When the diagnostic trace is enabled, this output is written every com.ibm.websphere.threadmonitor.interval seconds. Only thread pools that have at least one worker thread (whether active or idle) will be reported.

BoundedBuffer

Consider BoundedBuffer tuning: https://www.ibm.com/support/knowledgecenter/SSAW57_8.5.5/com.ibm.websphere.nd.doc/ae/tprf_tunechain.html

The thread pool request buffer is essentially a backlog in front of the thread pool. If the thread pool is at its maximum size and all of the threads are dispatched, then work will queue in the requestBuffer. The maximum size of the requestBuffer is equal to the thread pool maximum size; however, if the unit of work is executed on the thread pool with a blocking mode of EXPAND_WHEN_QUEUE_IS_FULL_ERROR_AT_LIMIT or EXPAND_WHEN_QUEUE_IS_FULL_WAIT_AT_LIMIT, then the maximum size is ThreadPoolMaxSize * 10. When the requestBuffer fills up, then WSVR0629I is issued (although only the first time this happens per JVM run per thread pool). When the requestBuffer is full, work will either wait or throw a ThreadPoolQueueIsFullException, depending on how the unit of work is executed.

How the JVM MBean dumpThreads method works

WAS exposes a JVM MBean for each process that has methods to create thread dumps, heap dumps, and system dumps. For example, to produce a thread dump on server1, use this wsadmin command (-lang jython):

AdminControl.invoke(AdminControl.completeObjectName("type=JVM,process=server1,*"), "dumpThreads")

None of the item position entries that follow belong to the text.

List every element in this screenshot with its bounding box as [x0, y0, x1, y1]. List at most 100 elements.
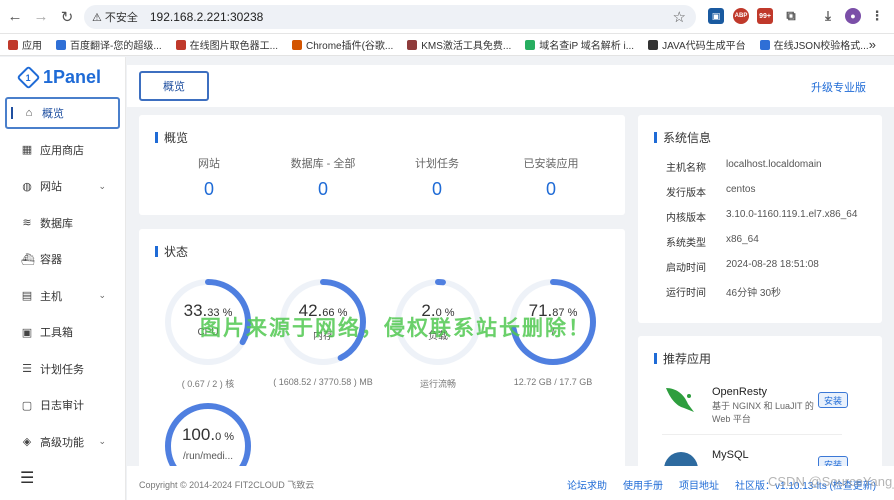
sysinfo-value: centos [726, 184, 756, 195]
status-title: 状态 [155, 243, 188, 260]
sidebar-item[interactable]: ▣ 工具箱 [5, 316, 120, 348]
diamond-icon: ◈ [22, 436, 32, 448]
sidebar-item[interactable]: ◈ 高级功能 ⌄ [5, 425, 120, 458]
sidebar-item[interactable]: ▤ 主机 ⌄ [5, 279, 120, 312]
app-name-openresty: OpenResty [712, 386, 768, 398]
back-icon[interactable]: ← [4, 6, 26, 28]
gauge-value: 71.87 % [528, 301, 578, 320]
gauge-detail: 12.72 GB / 17.7 GB [513, 377, 593, 387]
more-menu-icon[interactable]: ⋮ [869, 8, 885, 24]
status-card: 状态 33.33 % CPU ( 0.67 / 2 ) 核 42.66 % 内存 ( 16… [139, 229, 625, 489]
gauge-ring [510, 279, 596, 365]
sidebar-item[interactable]: ▦ 应用商店 [5, 133, 120, 166]
sysinfo-value: x86_64 [726, 234, 759, 245]
footer-link-project[interactable]: 项目地址 [679, 477, 719, 492]
log-icon: ▢ [21, 399, 33, 412]
gauge-label: /run/medi... [182, 451, 234, 462]
bookmark-item[interactable]: 在线图片取色器工... [175, 37, 278, 52]
bookmark-item[interactable]: 百度翻译-您的超级... [56, 37, 162, 52]
usage-gauge: 42.66 % 内存 [278, 277, 368, 367]
bookmark-item[interactable]: 在线JSON校验格式... [759, 37, 869, 52]
usage-gauge: 2.0 % 负载 [393, 277, 483, 367]
stat-label: 计划任务 [415, 158, 459, 170]
security-indicator[interactable]: ⚠ 不安全 [92, 9, 138, 25]
sidebar-item-label: 应用商店 [40, 144, 84, 157]
reload-icon[interactable]: ↻ [56, 6, 78, 28]
gauge-ring [395, 279, 481, 365]
toolbox-icon: ▣ [21, 326, 33, 339]
sidebar-item[interactable]: ⛴ 容器 [5, 243, 120, 275]
address-bar[interactable]: ⚠ 不安全 192.168.2.221:30238 ☆ [84, 5, 696, 29]
brand-logo[interactable]: 1 1Panel [0, 57, 125, 97]
usage-gauge: 33.33 % CPU [163, 277, 253, 367]
footer-version[interactable]: 社区版：v1.10.13-lts (检查更新) [735, 477, 876, 492]
bookmark-item[interactable]: JAVA代码生成平台 [648, 37, 746, 52]
sidebar-item[interactable]: ▢ 日志审计 [5, 389, 120, 421]
sidebar-item[interactable]: ⌂ 概览 [5, 97, 120, 129]
stat-value: 0 [203, 179, 214, 199]
openresty-logo-icon [666, 388, 694, 412]
bookmark-item[interactable]: 应用 [8, 37, 42, 52]
sidebar-item[interactable]: ◍ 网站 ⌄ [5, 170, 120, 202]
app-name-mysql: MySQL [712, 449, 749, 461]
logo-icon: 1 [16, 64, 41, 90]
gauge-detail: ( 0.67 / 2 ) 核 [181, 379, 235, 389]
gauge-value: 42.66 % [298, 301, 348, 320]
footer-link-forum[interactable]: 论坛求助 [567, 477, 607, 492]
stat-label: 已安装应用 [523, 158, 579, 170]
chevron-down-icon: ⌄ [98, 290, 106, 300]
extension-screenshot-icon[interactable]: ▣ [708, 8, 724, 24]
stat-value: 0 [317, 179, 328, 199]
stat-item[interactable]: 计划任务 0 [387, 155, 487, 200]
stat-value: 0 [431, 179, 442, 199]
system-info-card: 系统信息 主机名称 localhost.localdomain 发行版本 centos… [638, 115, 882, 323]
usage-gauge: 71.87 % / [508, 277, 598, 367]
browser-toolbar: ← → ↻ ⚠ 不安全 192.168.2.221:30238 ☆ ▣ ABP … [0, 0, 894, 34]
extensions-puzzle-icon[interactable]: ⧉ [783, 8, 799, 24]
footer-link-manual[interactable]: 使用手册 [623, 477, 663, 492]
bookmark-favicon-icon [8, 39, 18, 50]
bookmark-item[interactable]: Chrome插件(谷歌... [292, 37, 393, 52]
tab-overview[interactable]: 概览 [139, 71, 209, 101]
sysinfo-row: 发行版本 centos [666, 184, 755, 199]
bookmark-star-icon[interactable]: ☆ [673, 8, 686, 26]
stat-item[interactable]: 网站 0 [159, 155, 259, 200]
sysinfo-key: 运行时间 [666, 288, 706, 299]
sysinfo-key: 发行版本 [666, 188, 706, 199]
install-button-openresty[interactable]: 安装 [818, 392, 848, 408]
download-icon[interactable]: ⤓ [820, 8, 836, 24]
sysinfo-key: 启动时间 [666, 263, 706, 274]
bookmark-item[interactable]: KMS激活工具免费... [407, 37, 511, 52]
bookmarks-overflow-icon[interactable]: » [869, 37, 876, 52]
overview-title: 概览 [155, 129, 188, 146]
footer: Copyright © 2014-2024 FIT2CLOUD 飞致云 论坛求助… [127, 466, 894, 500]
sysinfo-row: 系统类型 x86_64 [666, 234, 759, 249]
sysinfo-key: 主机名称 [666, 163, 706, 174]
sidebar-item-label: 网站 [40, 181, 62, 193]
bookmark-item[interactable]: 域名查iP 域名解析 i... [525, 37, 634, 52]
sysinfo-key: 内核版本 [666, 213, 706, 224]
sidebar-item-label: 主机 [40, 290, 62, 303]
gauge-label: CPU [197, 327, 219, 338]
extension-badge-icon[interactable]: 99+ [757, 8, 773, 24]
globe-icon: ◍ [22, 180, 32, 193]
adblock-icon[interactable]: ABP [733, 8, 749, 24]
sidebar-item-label: 数据库 [40, 217, 73, 230]
sidebar-item-label: 工具箱 [40, 327, 73, 339]
warning-icon: ⚠ [92, 11, 102, 24]
sysinfo-value: localhost.localdomain [726, 159, 822, 170]
stat-item[interactable]: 已安装应用 0 [501, 155, 601, 200]
forward-icon[interactable]: → [30, 6, 52, 28]
copyright-text: Copyright © 2014-2024 FIT2CLOUD 飞致云 [139, 480, 315, 490]
gauge-detail: ( 1608.52 / 3770.58 ) MB [273, 377, 373, 387]
profile-avatar[interactable]: ● [845, 8, 861, 24]
stat-item[interactable]: 数据库 - 全部 0 [273, 155, 373, 200]
app-desc-openresty: 基于 NGINX 和 LuaJIT 的 Web 平台 [712, 401, 814, 424]
upgrade-link[interactable]: 升级专业版 [811, 79, 866, 95]
chevron-down-icon: ⌄ [98, 180, 106, 191]
collapse-menu-icon[interactable]: ☰ [20, 468, 34, 488]
bookmark-favicon-icon [648, 39, 659, 50]
sidebar-menu: ⌂ 概览 ▦ 应用商店 ◍ 网站 ⌄ ≋ 数据库 ⛴ 容器 ▤ 主机 ⌄ ▣ 工具箱 ☰ 计划任务 ▢ 日志审计 ◈ 高级… [0, 97, 125, 458]
sidebar-item[interactable]: ≋ 数据库 [5, 206, 120, 239]
sidebar-item[interactable]: ☰ 计划任务 [5, 352, 120, 385]
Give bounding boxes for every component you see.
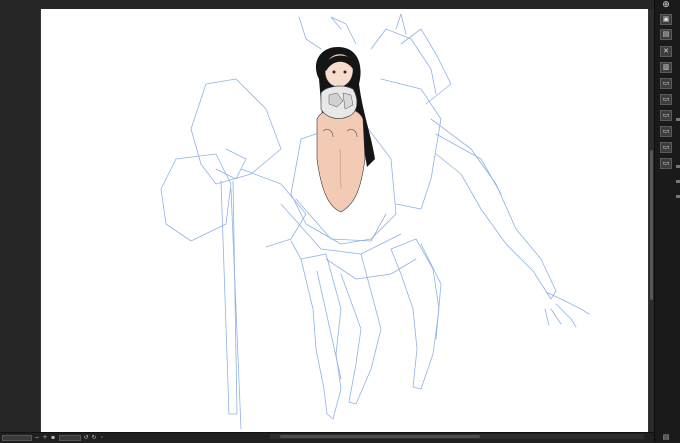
- zoom-out-icon[interactable]: −: [34, 435, 40, 441]
- reset-icon[interactable]: ◦: [99, 435, 105, 441]
- layer-icon-12[interactable]: ▤: [659, 433, 673, 441]
- layer-panel-icon[interactable]: ▣: [660, 14, 672, 25]
- layer-icon-5[interactable]: ▭: [660, 78, 672, 89]
- layer-icon-8[interactable]: ▭: [660, 126, 672, 137]
- horizontal-scroll-thumb[interactable]: [280, 435, 480, 438]
- layer-icon-6[interactable]: ▭: [660, 94, 672, 105]
- layer-icon-7[interactable]: ▭: [660, 110, 672, 121]
- fit-icon[interactable]: ▪: [50, 435, 56, 441]
- panel-edge-handle[interactable]: [676, 165, 680, 168]
- zoom-field[interactable]: [2, 435, 32, 441]
- angle-field[interactable]: [59, 435, 81, 441]
- layer-icon-10[interactable]: ▭: [660, 158, 672, 169]
- layer-icon-4[interactable]: ▥: [660, 62, 672, 73]
- layer-settings-icon[interactable]: ▤: [660, 29, 672, 40]
- search-icon[interactable]: ⊕: [660, 0, 672, 10]
- panel-edge-handle[interactable]: [676, 180, 680, 183]
- rotate-right-icon[interactable]: ↻: [91, 435, 97, 441]
- zoom-in-icon[interactable]: +: [42, 435, 48, 441]
- rotate-left-icon[interactable]: ↺: [83, 435, 89, 441]
- panel-edge-handle[interactable]: [676, 195, 680, 198]
- panel-edge-handle[interactable]: [676, 118, 680, 121]
- artwork-sketch: [160, 13, 590, 430]
- layer-icon-9[interactable]: ▭: [660, 142, 672, 153]
- vertical-scroll-thumb[interactable]: [650, 150, 653, 300]
- drawing-canvas[interactable]: [41, 9, 648, 432]
- delete-layer-icon[interactable]: ✕: [660, 46, 672, 57]
- left-panel: [0, 9, 40, 432]
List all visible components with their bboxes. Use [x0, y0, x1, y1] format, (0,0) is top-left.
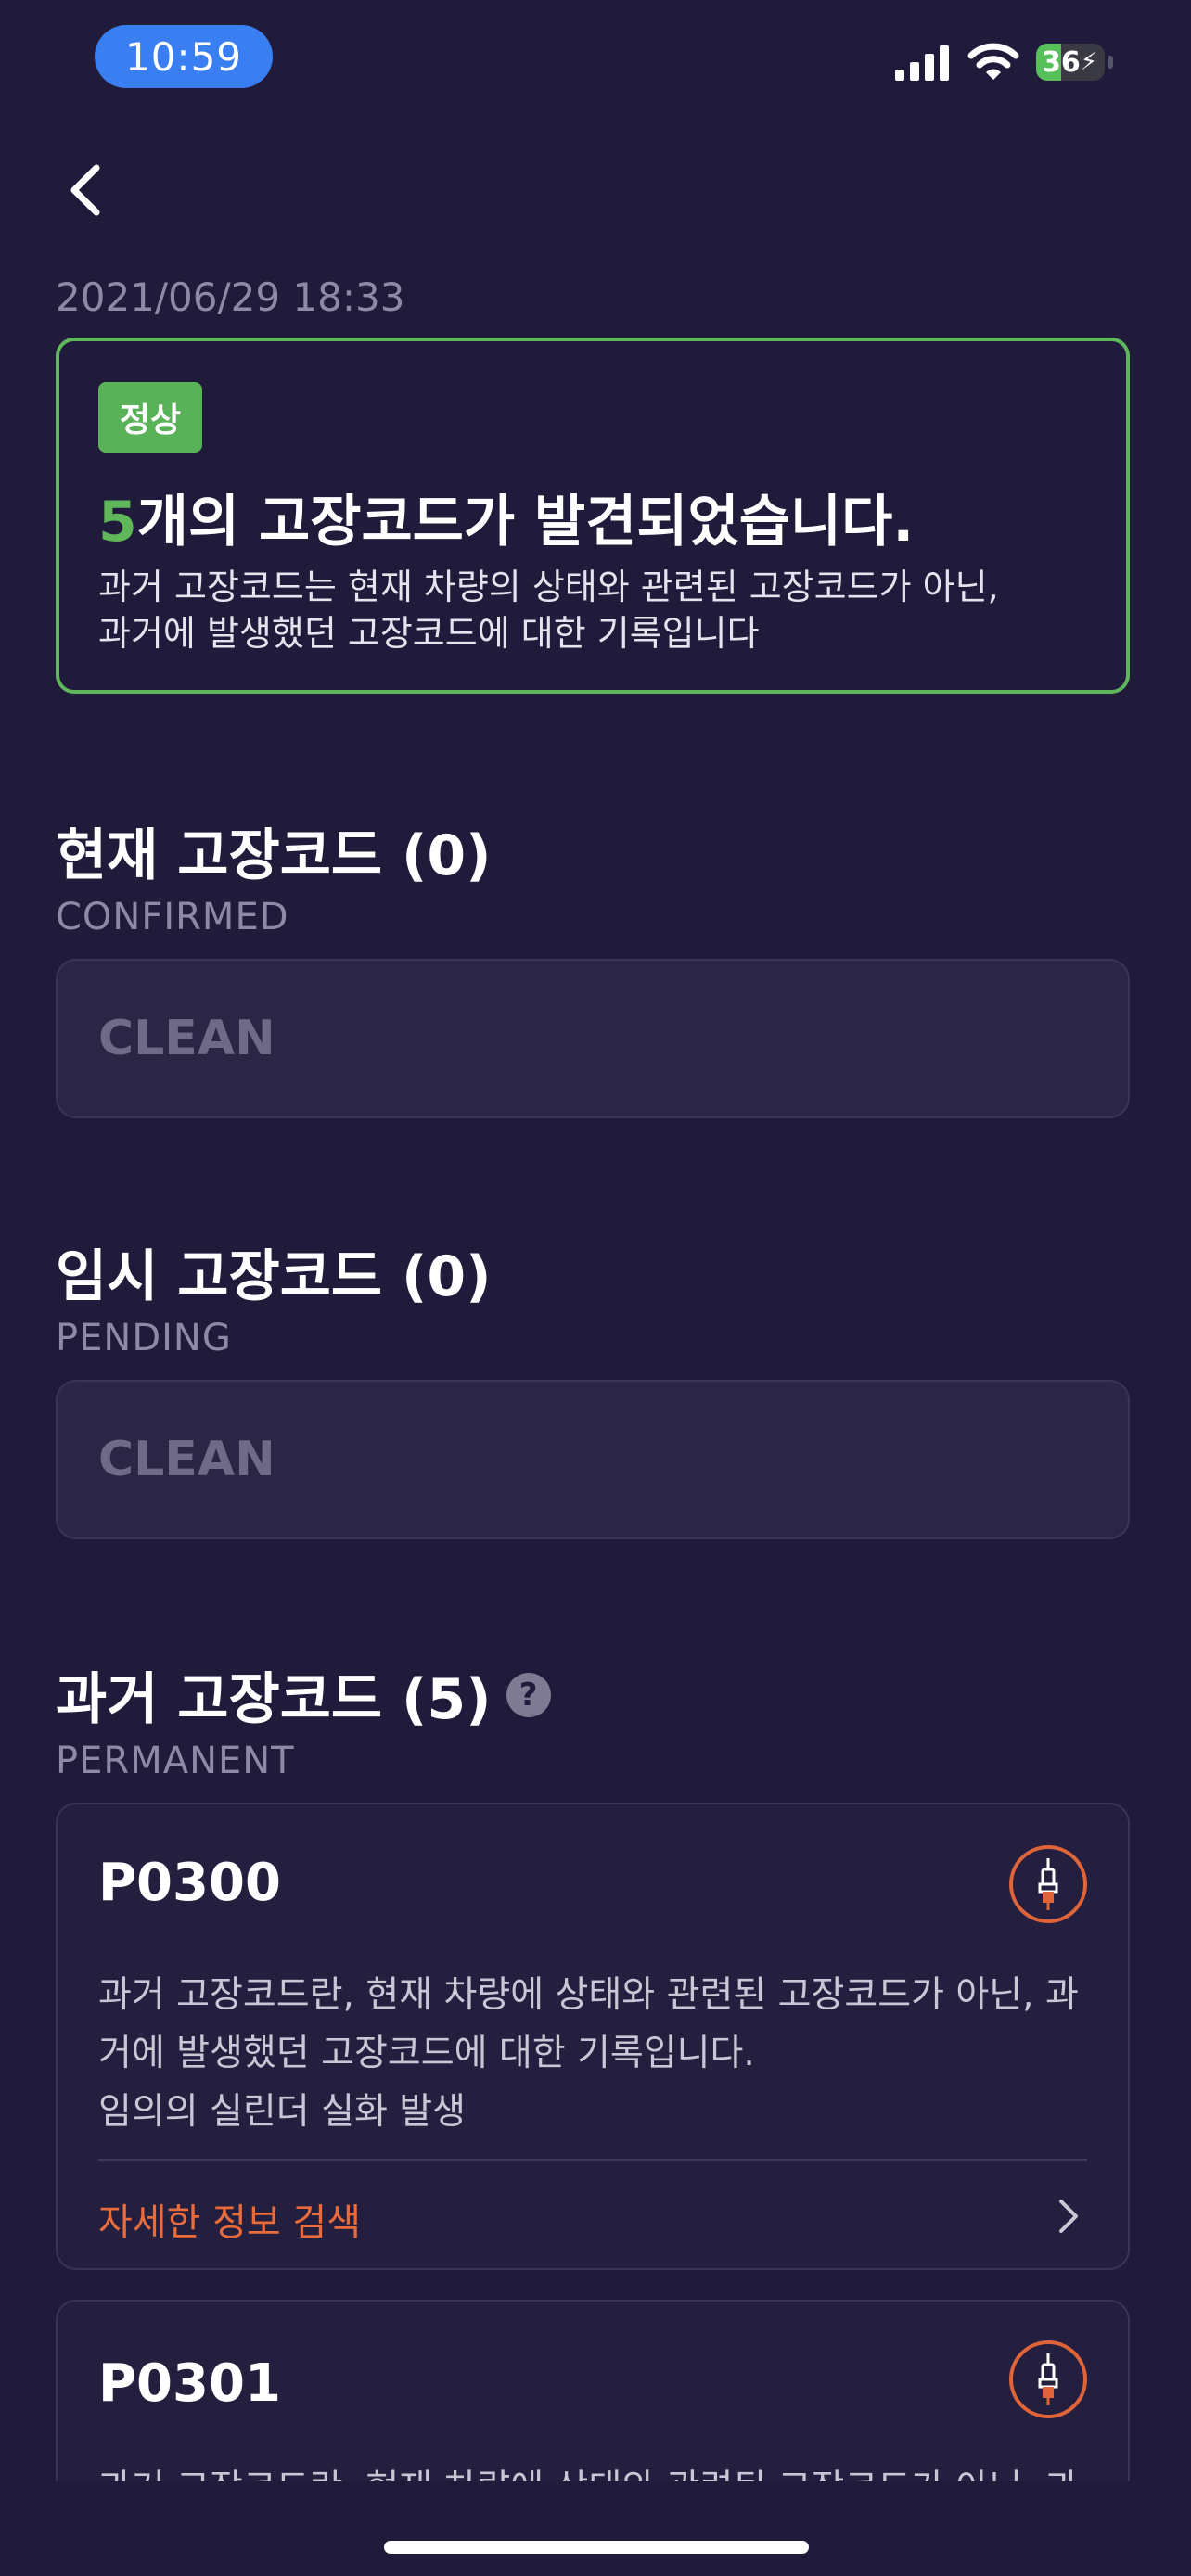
pending-codes-empty: CLEAN [56, 1380, 1130, 1539]
code-title: P0301 [98, 2353, 281, 2414]
section-title-permanent: 과거 고장코드 (5) ? [56, 1654, 551, 1735]
spark-plug-glyph [1038, 1858, 1058, 1910]
code-description-line: 거에 발생했던 고장코드에 대한 기록입니다. [98, 2033, 755, 2074]
status-time: 10:59 [95, 25, 273, 88]
battery-cap [1108, 56, 1113, 69]
bottom-safe-area [0, 2481, 1191, 2576]
status-badge: 정상 [98, 382, 202, 453]
screen: 10:59 36 ⚡ 2021/06/29 18:33 정상 5개의 고장코드가… [0, 0, 1191, 2576]
spark-plug-icon[interactable] [1009, 2340, 1087, 2418]
code-description-line: 임의의 실린더 실화 발생 [98, 2091, 466, 2133]
code-description: 과거 고장코드란, 현재 차량에 상태와 관련된 고장코드가 아닌, 과 거에 … [98, 1966, 1091, 2141]
home-indicator[interactable] [384, 2541, 809, 2554]
section-title-pending: 임시 고장코드 (0) [56, 1244, 492, 1309]
section-title-current: 현재 고장코드 (0) [56, 823, 492, 888]
summary-description: 과거 고장코드는 현재 차량의 상태와 관련된 고장코드가 아닌, 과거에 발생… [98, 564, 1082, 657]
section-subtitle-permanent: PERMANENT [56, 1740, 295, 1782]
report-date: 2021/06/29 18:33 [56, 274, 405, 320]
charging-icon: ⚡ [1080, 48, 1098, 76]
code-card: P0300 과거 고장코드란, 현재 차량에 상태와 관련된 고장코드가 아닌,… [56, 1803, 1130, 2270]
code-count: 5 [98, 490, 137, 555]
summary-title-text: 개의 고장코드가 발견되었습니다. [136, 490, 915, 555]
code-title: P0300 [98, 1853, 281, 1913]
cellular-signal-icon [895, 45, 949, 81]
divider [98, 2159, 1087, 2161]
spark-plug-icon[interactable] [1009, 1845, 1087, 1923]
summary-description-line: 과거에 발생했던 고장코드에 대한 기록입니다 [98, 613, 760, 654]
summary-title: 5개의 고장코드가 발견되었습니다. [98, 477, 914, 557]
code-description-line: 과거 고장코드란, 현재 차량에 상태와 관련된 고장코드가 아닌, 과 [98, 1974, 1079, 2016]
section-subtitle-pending: PENDING [56, 1317, 232, 1359]
spark-plug-glyph [1038, 2353, 1058, 2405]
summary-card: 정상 5개의 고장코드가 발견되었습니다. 과거 고장코드는 현재 차량의 상태… [56, 338, 1130, 694]
chevron-left-icon [70, 164, 100, 216]
current-codes-empty: CLEAN [56, 959, 1130, 1118]
battery-level: 36 [1042, 45, 1081, 79]
summary-description-line: 과거 고장코드는 현재 차량의 상태와 관련된 고장코드가 아닌, [98, 567, 999, 607]
back-button[interactable] [58, 158, 113, 223]
detail-search-link[interactable]: 자세한 정보 검색 [98, 2192, 361, 2246]
wifi-icon [967, 43, 1019, 80]
status-icons: 36 ⚡ [895, 39, 1113, 85]
battery-indicator: 36 ⚡ [1036, 44, 1105, 81]
section-subtitle-current: CONFIRMED [56, 896, 289, 938]
chevron-right-icon[interactable] [1057, 2198, 1080, 2235]
question-icon[interactable]: ? [506, 1672, 551, 1717]
section-title-permanent-text: 과거 고장코드 (5) [56, 1667, 492, 1732]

The dumpThreads functionality is different depending on the operating system:

  • POSIX (AIX, Linux, Solaris, etc.): kill(pid, SIGQUIT)
  • Windows: raise(SIGBREAK)
  • z/OS: In recent versions, produces a javacore, heapdump, and SYSTDUMP by default

For any customers that have changed the behavior of the JVM (-Xdump) in how it responds to SIGQUIT/SIGBREAK (i.e. kill -3), then dumpThreads will respond accordingly (unless running z/OS, in which case use wsadmin_dumpthreads* properties). For anyone wishing to keep a non-default behavior for SIGQUIT/SIGBREAK but still have a scriptable way to produce only javacores, see the Troubleshooting chapters on alternative ways of requesting thread dumps.